Seeing the Civil War—ASHP/CML Hosts an NEH Summer Institute

September 21, 2012

Institute faculty member David Jaffee discusses a Civil War print
Institute faculty member David Jaffee discusses a Civil War print with NEH summer scholars.

During two weeks last July, the American Social History Project/Center for Media and Learning hosted a National Endowment for the Humanities Summer Institute on “The Visual Culture of the American Civil War” at the CUNY Graduate Center and cultural institutions in the New York area. Attended by thirty NEH Summer Scholars from colleges and universities across the country, the institute featured presentations, discussions, visits to local archives and museums, and hands-on workshops that focused on the era’s visual media to assess how information and opinion about the war were recorded and disseminated, and to consider ways visual media expressed and shaped Americans’ understanding on both sides of the conflict.

NEH summer scholars and faculty at the New-York Historical Society
NEH summer scholars and faculty at the New-York Historical Society.

The institute featured talks by seventeen noted historians, art historians, and archivists representing the range of current work in the field. The topics included Civil War photography and images of African Americans, the illustrated press, political cartoons, Emancipation and prints, the paintings of Winslow Homer, scrapbooks, and public monuments (the full schedule of activities and speakers is available here). Building on the information and resources discussed and viewed at the institute, the participants also worked independently on their own research and teaching projects utilizing visual evidence to enhance understanding of the history of the war.

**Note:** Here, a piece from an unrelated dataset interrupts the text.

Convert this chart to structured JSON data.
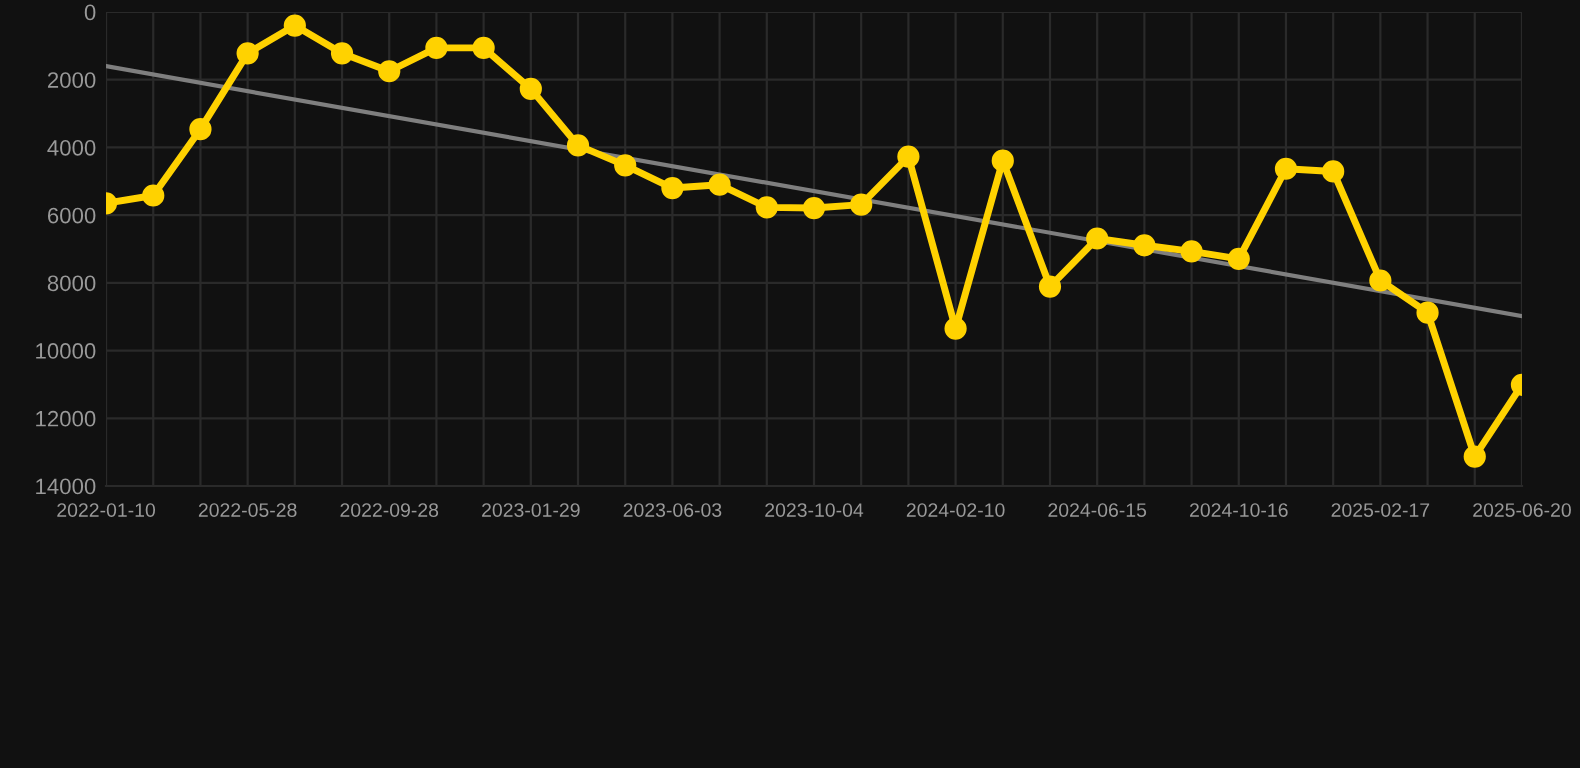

Thanks to a supplementary NEH grant, many of the institute’s resources and activities will be available online in a special section of our Picturing U.S. History website. The Visual Culture of the American Civil War site will feature the institute’s illustrated lectures, complemented by contextual presentations, and related picture galleries, primary documents, bibliographies, and webographies. Watch for the announcement of the launching of this site later this fall on the ASHP/CML website.